An ACEs score of 4 increases the chances of developing an alcohol use disorder by 700 percent, and people with a score of 5 are seven to ten times more inclined to use or inject illegal drugs.
According to Dr. Daniel Sumrok, director of the Center for Addiction Sciences at the University of Tennessee Health Science Center’s College of Medicine, addiction is a coping behavior people with many adverse childhood experiences adopted as a result of their childhood trauma.
It’s possible to treat addiction brought on by childhood trauma, but it’s important to use dual diagnosis treatmenttechniques for recovery to be successful.
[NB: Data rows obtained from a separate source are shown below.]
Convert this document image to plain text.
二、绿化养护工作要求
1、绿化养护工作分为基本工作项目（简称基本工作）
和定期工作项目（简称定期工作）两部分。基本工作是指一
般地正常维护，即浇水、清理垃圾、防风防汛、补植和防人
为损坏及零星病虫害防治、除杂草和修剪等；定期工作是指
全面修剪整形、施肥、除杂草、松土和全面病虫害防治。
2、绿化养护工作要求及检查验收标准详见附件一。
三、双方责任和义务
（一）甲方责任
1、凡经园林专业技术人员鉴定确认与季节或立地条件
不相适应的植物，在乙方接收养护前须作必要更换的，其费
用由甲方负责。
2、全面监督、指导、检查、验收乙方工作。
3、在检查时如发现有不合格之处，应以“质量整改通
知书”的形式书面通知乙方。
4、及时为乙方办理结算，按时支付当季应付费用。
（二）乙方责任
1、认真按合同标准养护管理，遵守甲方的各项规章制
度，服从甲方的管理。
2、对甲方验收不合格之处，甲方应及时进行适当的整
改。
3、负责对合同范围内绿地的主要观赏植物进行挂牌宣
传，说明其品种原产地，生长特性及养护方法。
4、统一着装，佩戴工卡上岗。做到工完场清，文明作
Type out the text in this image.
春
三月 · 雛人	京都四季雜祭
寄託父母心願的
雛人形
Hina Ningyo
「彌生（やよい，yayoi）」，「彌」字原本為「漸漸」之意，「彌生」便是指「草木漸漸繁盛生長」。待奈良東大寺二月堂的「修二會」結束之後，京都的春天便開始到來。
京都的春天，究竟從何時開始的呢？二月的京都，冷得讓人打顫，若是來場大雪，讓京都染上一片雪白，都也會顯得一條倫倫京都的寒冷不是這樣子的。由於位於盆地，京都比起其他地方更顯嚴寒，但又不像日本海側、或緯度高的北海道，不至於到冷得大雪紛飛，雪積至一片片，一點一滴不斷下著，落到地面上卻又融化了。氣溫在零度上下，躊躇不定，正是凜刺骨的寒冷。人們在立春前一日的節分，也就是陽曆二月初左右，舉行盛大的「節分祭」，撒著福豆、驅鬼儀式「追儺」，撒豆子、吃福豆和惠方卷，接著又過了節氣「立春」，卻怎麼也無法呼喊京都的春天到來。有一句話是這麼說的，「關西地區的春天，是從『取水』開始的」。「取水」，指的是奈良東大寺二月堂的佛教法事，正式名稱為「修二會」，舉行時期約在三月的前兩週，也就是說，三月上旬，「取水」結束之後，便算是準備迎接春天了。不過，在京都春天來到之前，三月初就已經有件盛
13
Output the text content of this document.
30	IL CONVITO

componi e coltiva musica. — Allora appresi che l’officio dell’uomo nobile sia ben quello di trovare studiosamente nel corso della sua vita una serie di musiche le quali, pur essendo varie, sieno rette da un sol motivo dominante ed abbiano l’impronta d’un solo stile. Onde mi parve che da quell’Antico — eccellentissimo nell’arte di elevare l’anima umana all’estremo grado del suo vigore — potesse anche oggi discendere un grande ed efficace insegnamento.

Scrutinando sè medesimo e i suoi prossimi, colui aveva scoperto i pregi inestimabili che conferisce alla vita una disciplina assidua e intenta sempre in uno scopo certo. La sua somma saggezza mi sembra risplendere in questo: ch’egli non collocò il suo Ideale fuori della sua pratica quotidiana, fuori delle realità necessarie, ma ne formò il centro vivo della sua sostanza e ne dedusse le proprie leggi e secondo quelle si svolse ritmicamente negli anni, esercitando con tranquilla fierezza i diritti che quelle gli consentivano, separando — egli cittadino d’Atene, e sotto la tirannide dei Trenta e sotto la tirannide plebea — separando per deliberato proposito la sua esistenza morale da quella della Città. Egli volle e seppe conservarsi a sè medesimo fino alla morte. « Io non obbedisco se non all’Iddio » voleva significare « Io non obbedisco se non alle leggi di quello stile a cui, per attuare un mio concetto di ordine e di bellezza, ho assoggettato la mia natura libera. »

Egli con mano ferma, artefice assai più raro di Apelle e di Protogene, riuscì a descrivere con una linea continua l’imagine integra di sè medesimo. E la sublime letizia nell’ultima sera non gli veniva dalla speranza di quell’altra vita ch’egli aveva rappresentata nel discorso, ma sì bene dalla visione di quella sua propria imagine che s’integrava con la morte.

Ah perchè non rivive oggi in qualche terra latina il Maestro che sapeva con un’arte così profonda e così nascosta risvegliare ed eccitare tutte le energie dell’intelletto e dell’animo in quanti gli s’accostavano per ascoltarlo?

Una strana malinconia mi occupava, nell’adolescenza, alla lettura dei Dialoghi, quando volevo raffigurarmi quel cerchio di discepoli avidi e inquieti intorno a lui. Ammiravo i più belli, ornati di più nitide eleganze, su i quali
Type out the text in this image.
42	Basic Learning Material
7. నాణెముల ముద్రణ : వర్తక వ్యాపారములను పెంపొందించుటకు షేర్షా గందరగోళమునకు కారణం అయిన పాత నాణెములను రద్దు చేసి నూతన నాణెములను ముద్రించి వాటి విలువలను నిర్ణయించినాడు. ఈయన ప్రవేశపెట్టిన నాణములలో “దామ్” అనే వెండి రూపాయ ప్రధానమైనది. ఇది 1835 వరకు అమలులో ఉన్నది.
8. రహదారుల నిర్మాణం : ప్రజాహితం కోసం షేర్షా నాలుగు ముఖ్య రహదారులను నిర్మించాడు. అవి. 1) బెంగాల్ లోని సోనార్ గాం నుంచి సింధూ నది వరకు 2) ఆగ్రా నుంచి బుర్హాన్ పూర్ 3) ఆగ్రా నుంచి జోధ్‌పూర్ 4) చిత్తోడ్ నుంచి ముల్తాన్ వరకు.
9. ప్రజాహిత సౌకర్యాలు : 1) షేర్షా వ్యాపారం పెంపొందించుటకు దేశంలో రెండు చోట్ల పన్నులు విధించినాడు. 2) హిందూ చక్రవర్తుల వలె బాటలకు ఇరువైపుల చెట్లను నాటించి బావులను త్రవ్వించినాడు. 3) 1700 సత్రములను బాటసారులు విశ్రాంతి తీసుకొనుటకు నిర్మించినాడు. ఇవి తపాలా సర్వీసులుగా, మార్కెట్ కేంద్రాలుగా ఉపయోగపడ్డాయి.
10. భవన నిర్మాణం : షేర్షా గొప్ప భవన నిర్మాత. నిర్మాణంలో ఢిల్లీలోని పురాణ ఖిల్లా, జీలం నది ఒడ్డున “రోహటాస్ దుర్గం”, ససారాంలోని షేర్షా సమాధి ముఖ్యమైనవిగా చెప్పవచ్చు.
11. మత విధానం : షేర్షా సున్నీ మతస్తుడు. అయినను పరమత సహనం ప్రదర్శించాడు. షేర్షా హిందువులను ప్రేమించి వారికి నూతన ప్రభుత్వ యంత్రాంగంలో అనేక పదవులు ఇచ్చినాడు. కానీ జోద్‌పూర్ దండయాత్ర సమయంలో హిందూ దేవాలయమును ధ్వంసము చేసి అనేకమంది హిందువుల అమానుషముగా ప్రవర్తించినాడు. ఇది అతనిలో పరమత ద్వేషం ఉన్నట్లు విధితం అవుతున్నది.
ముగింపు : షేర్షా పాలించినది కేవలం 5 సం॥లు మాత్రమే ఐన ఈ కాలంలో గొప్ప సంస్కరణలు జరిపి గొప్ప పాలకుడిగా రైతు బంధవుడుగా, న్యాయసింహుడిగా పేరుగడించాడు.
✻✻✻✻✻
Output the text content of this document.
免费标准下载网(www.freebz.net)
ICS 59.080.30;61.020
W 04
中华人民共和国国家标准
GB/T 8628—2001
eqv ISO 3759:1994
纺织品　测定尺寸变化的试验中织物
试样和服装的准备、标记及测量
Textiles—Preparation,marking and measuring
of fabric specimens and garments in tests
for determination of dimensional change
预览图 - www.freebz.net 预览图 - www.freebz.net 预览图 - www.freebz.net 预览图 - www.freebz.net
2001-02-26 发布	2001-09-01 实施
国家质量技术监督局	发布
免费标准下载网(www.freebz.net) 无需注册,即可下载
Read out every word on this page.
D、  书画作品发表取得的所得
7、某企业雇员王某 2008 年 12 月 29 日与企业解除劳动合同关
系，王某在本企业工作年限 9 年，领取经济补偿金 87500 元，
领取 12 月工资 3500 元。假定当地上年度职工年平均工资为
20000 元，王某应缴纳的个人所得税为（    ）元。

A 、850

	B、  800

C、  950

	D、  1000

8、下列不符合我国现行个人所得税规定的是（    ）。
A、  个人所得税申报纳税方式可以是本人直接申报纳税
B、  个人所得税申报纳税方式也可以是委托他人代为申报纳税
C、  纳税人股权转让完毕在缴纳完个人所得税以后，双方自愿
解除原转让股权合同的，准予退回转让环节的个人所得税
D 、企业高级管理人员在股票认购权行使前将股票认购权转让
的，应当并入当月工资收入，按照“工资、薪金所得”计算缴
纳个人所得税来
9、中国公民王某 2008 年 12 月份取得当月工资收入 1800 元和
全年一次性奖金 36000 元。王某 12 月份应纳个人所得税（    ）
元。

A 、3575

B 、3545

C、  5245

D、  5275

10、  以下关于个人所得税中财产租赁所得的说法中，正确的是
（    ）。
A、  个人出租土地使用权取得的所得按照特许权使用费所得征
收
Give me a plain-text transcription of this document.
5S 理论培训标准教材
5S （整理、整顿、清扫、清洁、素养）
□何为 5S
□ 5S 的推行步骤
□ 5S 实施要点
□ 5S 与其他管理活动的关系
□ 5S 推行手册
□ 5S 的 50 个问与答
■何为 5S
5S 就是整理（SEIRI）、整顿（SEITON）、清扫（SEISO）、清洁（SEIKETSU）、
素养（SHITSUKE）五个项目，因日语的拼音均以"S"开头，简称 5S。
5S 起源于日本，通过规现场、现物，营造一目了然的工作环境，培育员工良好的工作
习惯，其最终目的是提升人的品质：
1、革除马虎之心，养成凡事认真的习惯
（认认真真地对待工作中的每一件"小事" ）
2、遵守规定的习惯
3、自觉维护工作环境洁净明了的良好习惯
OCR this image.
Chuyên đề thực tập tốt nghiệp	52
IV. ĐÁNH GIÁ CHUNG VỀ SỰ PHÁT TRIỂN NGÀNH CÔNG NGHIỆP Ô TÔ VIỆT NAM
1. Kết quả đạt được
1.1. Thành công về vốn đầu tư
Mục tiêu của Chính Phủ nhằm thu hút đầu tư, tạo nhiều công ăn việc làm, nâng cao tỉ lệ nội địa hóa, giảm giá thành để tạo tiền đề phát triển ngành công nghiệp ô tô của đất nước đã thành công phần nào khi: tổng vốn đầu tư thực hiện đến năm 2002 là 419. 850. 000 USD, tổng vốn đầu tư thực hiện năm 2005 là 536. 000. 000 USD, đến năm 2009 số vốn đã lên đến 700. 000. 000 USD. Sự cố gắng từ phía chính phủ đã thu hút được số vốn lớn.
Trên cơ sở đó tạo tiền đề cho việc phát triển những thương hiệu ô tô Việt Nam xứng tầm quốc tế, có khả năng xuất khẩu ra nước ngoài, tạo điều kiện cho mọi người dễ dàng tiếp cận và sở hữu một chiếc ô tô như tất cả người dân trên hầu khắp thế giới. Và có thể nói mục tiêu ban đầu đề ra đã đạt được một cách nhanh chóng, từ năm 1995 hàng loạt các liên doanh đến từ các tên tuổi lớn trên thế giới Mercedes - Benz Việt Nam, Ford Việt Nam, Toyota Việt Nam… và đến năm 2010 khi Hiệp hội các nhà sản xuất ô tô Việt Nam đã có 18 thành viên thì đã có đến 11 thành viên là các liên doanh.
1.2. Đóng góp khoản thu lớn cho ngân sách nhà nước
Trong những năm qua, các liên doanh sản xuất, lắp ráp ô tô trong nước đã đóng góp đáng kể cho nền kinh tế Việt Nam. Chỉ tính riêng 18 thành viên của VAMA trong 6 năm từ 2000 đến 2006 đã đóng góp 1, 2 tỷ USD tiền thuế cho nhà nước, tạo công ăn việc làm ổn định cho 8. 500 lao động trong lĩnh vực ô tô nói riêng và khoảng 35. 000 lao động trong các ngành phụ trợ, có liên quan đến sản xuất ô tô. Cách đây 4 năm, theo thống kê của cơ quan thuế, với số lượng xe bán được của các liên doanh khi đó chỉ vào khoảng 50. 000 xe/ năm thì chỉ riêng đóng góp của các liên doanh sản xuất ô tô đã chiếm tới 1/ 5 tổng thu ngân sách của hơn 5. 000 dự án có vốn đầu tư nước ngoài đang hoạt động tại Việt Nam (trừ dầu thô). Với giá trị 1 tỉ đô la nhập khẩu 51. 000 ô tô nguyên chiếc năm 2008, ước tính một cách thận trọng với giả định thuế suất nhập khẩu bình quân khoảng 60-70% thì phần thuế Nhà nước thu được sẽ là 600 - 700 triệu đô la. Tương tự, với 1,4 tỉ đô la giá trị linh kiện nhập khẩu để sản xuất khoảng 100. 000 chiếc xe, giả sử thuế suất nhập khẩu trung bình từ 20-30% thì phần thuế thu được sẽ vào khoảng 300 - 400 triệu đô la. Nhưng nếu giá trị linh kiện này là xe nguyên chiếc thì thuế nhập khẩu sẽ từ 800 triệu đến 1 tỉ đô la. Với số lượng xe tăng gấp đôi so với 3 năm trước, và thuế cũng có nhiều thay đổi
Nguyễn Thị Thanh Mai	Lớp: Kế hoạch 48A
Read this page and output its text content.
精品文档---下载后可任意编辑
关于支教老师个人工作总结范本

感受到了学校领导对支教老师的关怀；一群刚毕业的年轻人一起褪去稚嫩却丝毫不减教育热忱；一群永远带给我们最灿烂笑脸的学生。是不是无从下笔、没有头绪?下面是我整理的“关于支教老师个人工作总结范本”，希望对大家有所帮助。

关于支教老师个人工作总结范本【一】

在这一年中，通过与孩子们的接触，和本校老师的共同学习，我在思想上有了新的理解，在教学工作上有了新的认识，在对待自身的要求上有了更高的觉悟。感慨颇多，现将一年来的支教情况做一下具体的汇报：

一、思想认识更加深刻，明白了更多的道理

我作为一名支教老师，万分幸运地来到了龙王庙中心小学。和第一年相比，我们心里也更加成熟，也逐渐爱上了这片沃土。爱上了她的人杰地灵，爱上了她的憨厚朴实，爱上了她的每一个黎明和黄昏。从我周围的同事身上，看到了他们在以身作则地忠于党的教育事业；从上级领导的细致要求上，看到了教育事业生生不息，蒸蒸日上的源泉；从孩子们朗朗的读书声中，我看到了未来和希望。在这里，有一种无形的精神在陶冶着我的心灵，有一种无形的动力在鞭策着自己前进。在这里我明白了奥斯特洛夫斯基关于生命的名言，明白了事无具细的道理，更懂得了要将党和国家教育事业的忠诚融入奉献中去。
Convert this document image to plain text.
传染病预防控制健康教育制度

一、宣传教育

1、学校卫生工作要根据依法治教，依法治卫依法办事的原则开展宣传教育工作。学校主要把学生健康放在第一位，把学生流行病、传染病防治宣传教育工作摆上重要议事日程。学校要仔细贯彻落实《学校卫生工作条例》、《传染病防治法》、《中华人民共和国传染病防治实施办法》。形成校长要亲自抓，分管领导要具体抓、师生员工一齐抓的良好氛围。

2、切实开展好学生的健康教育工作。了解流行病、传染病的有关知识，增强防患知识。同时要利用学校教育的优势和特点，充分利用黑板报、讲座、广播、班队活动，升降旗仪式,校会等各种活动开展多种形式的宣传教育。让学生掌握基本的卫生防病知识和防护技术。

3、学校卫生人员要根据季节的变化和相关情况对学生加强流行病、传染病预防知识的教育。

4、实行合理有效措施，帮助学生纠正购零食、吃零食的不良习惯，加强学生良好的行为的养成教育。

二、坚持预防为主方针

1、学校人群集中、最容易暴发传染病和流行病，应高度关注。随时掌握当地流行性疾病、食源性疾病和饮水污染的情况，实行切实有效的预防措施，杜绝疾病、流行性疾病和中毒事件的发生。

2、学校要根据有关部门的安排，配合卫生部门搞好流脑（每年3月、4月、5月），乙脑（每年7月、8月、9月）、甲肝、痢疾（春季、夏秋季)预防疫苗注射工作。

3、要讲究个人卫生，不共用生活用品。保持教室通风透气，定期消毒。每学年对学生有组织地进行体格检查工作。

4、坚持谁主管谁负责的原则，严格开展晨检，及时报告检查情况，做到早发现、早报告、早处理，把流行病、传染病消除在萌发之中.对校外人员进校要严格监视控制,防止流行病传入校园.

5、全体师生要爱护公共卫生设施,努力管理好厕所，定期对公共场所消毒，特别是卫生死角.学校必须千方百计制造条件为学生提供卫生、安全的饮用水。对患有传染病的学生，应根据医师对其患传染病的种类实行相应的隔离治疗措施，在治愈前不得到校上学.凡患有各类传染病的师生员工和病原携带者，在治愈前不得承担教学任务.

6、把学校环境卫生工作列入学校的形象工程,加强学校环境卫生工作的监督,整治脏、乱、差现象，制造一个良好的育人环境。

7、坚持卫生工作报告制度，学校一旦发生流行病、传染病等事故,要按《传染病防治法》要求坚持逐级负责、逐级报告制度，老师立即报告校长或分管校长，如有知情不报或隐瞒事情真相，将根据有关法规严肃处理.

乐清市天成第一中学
Trauma Treatment and Therapy at Alo House
There are a number of different approaches to trauma therapy that can help people recover.
Alo House uses the Compassionate Care Model® with our clients, to help them set goals for what they want to achieve through therapy, and shape a plan for how they hope their lives will be after the process.
We use a wide range of evidence-based trauma therapies that have proven to be successful, including:
- Eye Movement Desensitization and Reprocessing (EMDR)
- Interpersonal Mindfulness Based Self-Regulation
- Cognitive Behavioral Therapy
- Equine Assisted Therapy
Reclaiming personal power is possible through trauma therapy. Because each person’s trauma is unique to them, the process of therapy is often different from one person to another.
However, one of the first steps is identifying and acknowledging the suffering a victim has endured, and learning to use the tools to avoid triggers that reignite feelings of isolation, fear, dread, hopelessness and other symptoms related to the trauma.
Some of the most common goals for people seeking therapy for their trauma include:
- Overcoming substance abuse and addiction issues brought on by the need to self-medicate and ease painful symptoms of trauma
- Recognize the traumatic event, but remain emotionally detached from it rather than reliving the experience over and over
- Improved day-to-day life that’s focused on the present and not the past
While everyone is different, many trauma survivors who go through therapy find that they want to help others that survived similar experiences.
Some raise awareness about specific kinds of trauma, and every so often, find the strength to confront their abusers. Others simply want to have a peaceful life free from the symptoms of trauma disorders.
At Alo House, we utilize compassion as a way to inspire and overcome the struggles with trauma and addiction.